Рождён свободным выбирать - страница 10

Шрифт
Интервал


Прохор всегда ходил босиком, в трусах и пальто на голое тело и неважно – лето было или зима. Этакий прообраз бомжа с красным, как после парилки телом и опухшим от пьянства лицом – он, пожалуй, был самым нормальным из цеха натурщиков и изъяснялся, на удивление, высоким стилем опустившегося интеллигента. Мы любили поговорить с ним во время урока, где он обычно представал нам в образе сатира и после глотка своего пойла, заметно оживившись, сыпал философскими терминами и крамольными цитатами из древних мужей. Его терпели в училище и в городе, тем более, что сто первого километра в Пензе не было, а на Колыму он ещё не наговорил. В те времена расцвета и торжества социализма к сумасшедшим, дуракам и пьяницам отношение было как к неизбежному бытовому злу – и надо бы бороться, но как бороться со всей страной? Всё же Прохор не уберёгся от своего языка. Было это седьмого ноября, когда колона нашего училища проходила по улице Урицкого мимо дома, где проживал наш опустившийся философ. Тот вышел на крыльцо совершенно пьяный, в кепке, с красным бантом и пальто на голое красное тело. Нещадно картавя и коверкая слова, он кричал в толпу призывы о том, что землю надо отдать крестьянам, фабрики рабочим, а кисти и краски – художникам. Он бесновался до тех пор, пока откуда не возьмись, появились люди в сером, которые скрутили и быстро затолкали самозванца в подъехавший воронок. Через неделю Прохор появился в училище тихий, совершенно трезвый и просветлённый…
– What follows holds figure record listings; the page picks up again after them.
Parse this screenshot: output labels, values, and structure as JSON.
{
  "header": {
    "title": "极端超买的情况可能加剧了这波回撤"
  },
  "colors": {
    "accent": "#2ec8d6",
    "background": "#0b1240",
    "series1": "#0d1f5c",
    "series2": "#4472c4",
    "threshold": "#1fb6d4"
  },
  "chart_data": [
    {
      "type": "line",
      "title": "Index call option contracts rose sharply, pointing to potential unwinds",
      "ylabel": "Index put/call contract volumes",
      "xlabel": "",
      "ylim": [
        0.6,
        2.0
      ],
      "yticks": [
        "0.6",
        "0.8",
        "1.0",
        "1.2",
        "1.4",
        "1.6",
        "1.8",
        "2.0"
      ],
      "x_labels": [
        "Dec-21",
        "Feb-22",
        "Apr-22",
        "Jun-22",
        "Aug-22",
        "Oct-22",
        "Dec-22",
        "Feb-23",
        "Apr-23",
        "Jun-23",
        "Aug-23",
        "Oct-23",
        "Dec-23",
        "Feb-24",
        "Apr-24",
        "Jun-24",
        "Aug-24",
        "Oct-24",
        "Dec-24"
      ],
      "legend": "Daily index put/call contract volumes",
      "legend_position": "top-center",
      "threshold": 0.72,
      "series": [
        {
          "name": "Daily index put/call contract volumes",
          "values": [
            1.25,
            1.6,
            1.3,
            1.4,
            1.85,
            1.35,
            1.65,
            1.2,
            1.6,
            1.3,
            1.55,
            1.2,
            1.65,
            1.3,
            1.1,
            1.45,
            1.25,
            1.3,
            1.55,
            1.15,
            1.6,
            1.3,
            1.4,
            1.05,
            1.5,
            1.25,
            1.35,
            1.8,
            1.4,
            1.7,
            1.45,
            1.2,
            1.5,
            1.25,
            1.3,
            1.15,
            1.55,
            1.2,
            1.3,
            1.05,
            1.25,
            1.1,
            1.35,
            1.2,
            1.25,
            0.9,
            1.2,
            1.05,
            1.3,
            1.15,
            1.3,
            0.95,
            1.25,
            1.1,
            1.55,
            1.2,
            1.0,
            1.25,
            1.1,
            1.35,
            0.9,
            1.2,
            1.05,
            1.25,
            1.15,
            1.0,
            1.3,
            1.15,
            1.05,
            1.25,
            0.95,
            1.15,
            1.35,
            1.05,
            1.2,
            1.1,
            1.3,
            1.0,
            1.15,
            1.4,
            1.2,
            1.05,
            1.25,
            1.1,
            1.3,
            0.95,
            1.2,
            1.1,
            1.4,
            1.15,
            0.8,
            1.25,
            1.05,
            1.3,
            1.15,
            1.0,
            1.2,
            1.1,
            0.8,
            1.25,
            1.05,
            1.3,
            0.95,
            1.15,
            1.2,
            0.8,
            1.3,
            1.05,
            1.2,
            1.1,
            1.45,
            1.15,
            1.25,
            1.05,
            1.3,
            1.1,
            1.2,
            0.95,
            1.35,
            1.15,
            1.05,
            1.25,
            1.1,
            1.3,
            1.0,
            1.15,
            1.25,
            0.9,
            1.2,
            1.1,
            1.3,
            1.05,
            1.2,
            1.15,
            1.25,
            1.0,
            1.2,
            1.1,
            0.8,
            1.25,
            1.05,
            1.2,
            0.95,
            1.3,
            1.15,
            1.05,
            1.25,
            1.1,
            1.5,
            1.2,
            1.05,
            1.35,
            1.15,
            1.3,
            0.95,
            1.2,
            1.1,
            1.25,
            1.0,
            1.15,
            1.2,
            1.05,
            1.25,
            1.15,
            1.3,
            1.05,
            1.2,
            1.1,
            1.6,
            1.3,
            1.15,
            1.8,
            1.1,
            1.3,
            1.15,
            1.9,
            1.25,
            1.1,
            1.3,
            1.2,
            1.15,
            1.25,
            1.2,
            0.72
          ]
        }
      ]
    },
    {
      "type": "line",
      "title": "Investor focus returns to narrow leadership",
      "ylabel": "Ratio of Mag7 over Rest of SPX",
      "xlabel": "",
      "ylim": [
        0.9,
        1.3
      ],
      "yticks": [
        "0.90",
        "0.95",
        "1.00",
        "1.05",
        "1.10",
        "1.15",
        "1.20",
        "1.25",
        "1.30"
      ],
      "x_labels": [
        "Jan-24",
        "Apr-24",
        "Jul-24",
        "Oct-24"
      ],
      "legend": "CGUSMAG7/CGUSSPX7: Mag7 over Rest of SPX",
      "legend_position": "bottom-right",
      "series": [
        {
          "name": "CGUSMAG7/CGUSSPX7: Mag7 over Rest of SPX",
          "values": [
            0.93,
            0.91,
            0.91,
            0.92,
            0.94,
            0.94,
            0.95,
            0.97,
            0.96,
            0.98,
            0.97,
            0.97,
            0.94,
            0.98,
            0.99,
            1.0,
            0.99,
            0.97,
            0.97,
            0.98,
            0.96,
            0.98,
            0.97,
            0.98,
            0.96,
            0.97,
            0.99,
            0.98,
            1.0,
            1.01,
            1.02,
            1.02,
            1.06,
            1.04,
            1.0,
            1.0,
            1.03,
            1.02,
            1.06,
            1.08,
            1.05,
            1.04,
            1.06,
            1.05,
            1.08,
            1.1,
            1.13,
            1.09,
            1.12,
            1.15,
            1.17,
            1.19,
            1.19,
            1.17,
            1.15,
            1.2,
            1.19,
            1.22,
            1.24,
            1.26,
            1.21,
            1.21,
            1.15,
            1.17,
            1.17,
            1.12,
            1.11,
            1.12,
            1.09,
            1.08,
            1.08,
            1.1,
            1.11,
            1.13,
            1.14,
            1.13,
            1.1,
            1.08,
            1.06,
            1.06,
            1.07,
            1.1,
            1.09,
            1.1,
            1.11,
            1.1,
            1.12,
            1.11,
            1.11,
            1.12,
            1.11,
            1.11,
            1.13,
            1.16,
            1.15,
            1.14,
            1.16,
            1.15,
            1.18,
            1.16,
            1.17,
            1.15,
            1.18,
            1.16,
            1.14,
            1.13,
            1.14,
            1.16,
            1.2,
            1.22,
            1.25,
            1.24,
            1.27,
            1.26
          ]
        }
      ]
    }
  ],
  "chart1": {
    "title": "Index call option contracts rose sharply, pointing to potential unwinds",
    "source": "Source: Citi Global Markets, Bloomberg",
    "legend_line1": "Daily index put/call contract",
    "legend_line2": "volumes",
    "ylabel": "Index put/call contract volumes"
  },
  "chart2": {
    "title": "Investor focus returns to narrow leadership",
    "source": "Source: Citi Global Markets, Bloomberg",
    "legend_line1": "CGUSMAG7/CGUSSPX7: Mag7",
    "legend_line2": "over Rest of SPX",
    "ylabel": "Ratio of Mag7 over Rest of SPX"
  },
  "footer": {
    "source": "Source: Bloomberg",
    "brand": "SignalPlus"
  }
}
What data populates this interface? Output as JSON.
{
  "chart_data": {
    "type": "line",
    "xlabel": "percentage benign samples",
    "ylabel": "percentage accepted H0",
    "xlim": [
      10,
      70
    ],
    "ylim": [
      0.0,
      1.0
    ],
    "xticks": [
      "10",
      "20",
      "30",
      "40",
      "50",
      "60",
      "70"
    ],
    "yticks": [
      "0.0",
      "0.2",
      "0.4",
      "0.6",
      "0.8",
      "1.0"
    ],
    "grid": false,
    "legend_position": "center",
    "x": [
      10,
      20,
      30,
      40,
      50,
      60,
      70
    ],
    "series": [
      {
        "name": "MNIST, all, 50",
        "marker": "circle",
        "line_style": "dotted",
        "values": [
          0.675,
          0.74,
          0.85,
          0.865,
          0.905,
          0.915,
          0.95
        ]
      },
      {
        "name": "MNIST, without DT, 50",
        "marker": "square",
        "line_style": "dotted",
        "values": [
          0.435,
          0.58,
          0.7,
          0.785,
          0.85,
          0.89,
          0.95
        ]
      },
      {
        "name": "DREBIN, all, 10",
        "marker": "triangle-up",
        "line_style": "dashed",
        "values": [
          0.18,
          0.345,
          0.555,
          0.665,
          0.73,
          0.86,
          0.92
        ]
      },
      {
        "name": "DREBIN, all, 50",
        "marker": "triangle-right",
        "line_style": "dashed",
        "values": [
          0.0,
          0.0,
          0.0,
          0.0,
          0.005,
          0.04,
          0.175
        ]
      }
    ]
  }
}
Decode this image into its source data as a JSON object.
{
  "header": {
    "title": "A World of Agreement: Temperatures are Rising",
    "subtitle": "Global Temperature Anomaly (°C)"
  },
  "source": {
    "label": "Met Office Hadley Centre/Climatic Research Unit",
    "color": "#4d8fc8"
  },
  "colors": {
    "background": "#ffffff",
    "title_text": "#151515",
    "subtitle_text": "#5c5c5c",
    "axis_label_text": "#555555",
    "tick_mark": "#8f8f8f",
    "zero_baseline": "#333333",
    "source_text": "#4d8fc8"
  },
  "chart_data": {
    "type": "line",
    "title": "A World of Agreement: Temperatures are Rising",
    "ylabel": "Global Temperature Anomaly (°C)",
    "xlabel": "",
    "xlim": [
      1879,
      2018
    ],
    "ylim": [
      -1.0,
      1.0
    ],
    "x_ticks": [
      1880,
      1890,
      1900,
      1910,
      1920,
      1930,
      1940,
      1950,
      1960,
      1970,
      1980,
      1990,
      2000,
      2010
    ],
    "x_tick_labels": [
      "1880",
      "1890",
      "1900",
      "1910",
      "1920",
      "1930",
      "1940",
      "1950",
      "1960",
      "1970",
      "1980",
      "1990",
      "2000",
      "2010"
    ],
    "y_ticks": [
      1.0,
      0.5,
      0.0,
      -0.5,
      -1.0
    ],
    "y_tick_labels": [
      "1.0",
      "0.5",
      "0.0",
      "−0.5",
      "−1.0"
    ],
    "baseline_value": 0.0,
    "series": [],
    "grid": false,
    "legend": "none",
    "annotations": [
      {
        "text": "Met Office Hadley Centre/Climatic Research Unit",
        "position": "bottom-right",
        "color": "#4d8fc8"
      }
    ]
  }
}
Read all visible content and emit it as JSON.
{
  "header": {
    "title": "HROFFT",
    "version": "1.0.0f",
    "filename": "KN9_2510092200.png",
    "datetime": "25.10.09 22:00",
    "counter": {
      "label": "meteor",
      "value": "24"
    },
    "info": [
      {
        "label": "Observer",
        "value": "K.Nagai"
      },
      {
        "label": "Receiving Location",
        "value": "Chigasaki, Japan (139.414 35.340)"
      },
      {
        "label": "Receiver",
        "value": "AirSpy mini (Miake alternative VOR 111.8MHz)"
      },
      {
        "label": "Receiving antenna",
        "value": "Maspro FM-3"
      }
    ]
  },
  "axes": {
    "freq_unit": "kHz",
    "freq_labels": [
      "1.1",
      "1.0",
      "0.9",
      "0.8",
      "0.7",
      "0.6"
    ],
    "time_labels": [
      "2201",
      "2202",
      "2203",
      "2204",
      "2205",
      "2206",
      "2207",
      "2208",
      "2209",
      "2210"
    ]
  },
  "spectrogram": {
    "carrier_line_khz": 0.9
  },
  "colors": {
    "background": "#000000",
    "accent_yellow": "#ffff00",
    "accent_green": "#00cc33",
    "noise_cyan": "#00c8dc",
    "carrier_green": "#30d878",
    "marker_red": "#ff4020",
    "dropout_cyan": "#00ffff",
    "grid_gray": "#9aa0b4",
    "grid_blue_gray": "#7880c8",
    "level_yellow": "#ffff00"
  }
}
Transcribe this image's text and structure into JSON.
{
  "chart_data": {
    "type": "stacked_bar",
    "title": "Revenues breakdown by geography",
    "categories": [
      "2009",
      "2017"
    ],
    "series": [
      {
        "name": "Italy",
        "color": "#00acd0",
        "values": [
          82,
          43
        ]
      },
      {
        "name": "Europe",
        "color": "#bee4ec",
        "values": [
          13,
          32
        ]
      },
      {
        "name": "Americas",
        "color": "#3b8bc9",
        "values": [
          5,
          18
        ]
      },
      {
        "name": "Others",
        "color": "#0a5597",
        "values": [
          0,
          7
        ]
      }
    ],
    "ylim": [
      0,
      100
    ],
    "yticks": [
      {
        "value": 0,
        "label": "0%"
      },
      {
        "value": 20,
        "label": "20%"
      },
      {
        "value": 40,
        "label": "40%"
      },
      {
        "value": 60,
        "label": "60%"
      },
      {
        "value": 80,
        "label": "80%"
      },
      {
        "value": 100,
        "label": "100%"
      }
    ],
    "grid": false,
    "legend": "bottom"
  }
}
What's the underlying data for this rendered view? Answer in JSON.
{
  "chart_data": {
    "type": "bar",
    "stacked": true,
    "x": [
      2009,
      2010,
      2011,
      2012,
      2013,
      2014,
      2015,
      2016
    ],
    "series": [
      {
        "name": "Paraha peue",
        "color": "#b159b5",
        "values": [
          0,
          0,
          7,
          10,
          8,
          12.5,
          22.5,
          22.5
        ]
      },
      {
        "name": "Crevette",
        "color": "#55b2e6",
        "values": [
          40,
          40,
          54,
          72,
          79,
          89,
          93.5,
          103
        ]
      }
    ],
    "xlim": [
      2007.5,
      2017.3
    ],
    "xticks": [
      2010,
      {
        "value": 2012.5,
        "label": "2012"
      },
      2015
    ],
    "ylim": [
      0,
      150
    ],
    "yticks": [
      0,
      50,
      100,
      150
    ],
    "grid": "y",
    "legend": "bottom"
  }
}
В начале семидесятых в училище бесплатно обучались представители всех народностей союза. В нашей группе учились: кореянка, этнический немец из Казахстана, удмуртка, эрзя – мордовский парень, сибирячка, кавказец – все с разных регионов страны. Были западники, из Риги. Они считали себя элитой, может потому, что учились у известного театрального художника, а может просто считали себя Европой. Одевались они лучше нас, наверно и питались сытнее… Во всяком случае мне приходилось туго – на лучшее, что я мог расчитывать был абонемент в кафе «Парус» за тридцать семь копеек. Когда не было и этого – был хлеб и горчица на столах. Никогда не забуду солёные грузди хозяина квартиры, где я снимал угол вместе с парнишкой из Сердобска. Грузди были в бочке, в сарае, куда мы лазили для того, что бы пополнить наш скудный рацион. Они прекрасно сочетались с чёрным хлебом. Когда я вспоминаю о тех временах, мои мысли невольно и приводят меня к еде: и самая яркая из них – о солёный груздях хозяина квартиры. Мои товарищи, те, с которыми я дружу до сих пор, жили по соседству со мной и у них всегда хватало средств на плавленный сырок «Дружба» и портвейн «Кавказ», который так хорошо пился под Володю Высоцкого и «мои» грузди… Один из них теперь пьёт виски, другой тяготеет к водочке, но оба они променяли бы все свои награды и звания на глоток дёшевого портвейна и кусочек той жизни, где осталась их молодость и ощущения здорового тела.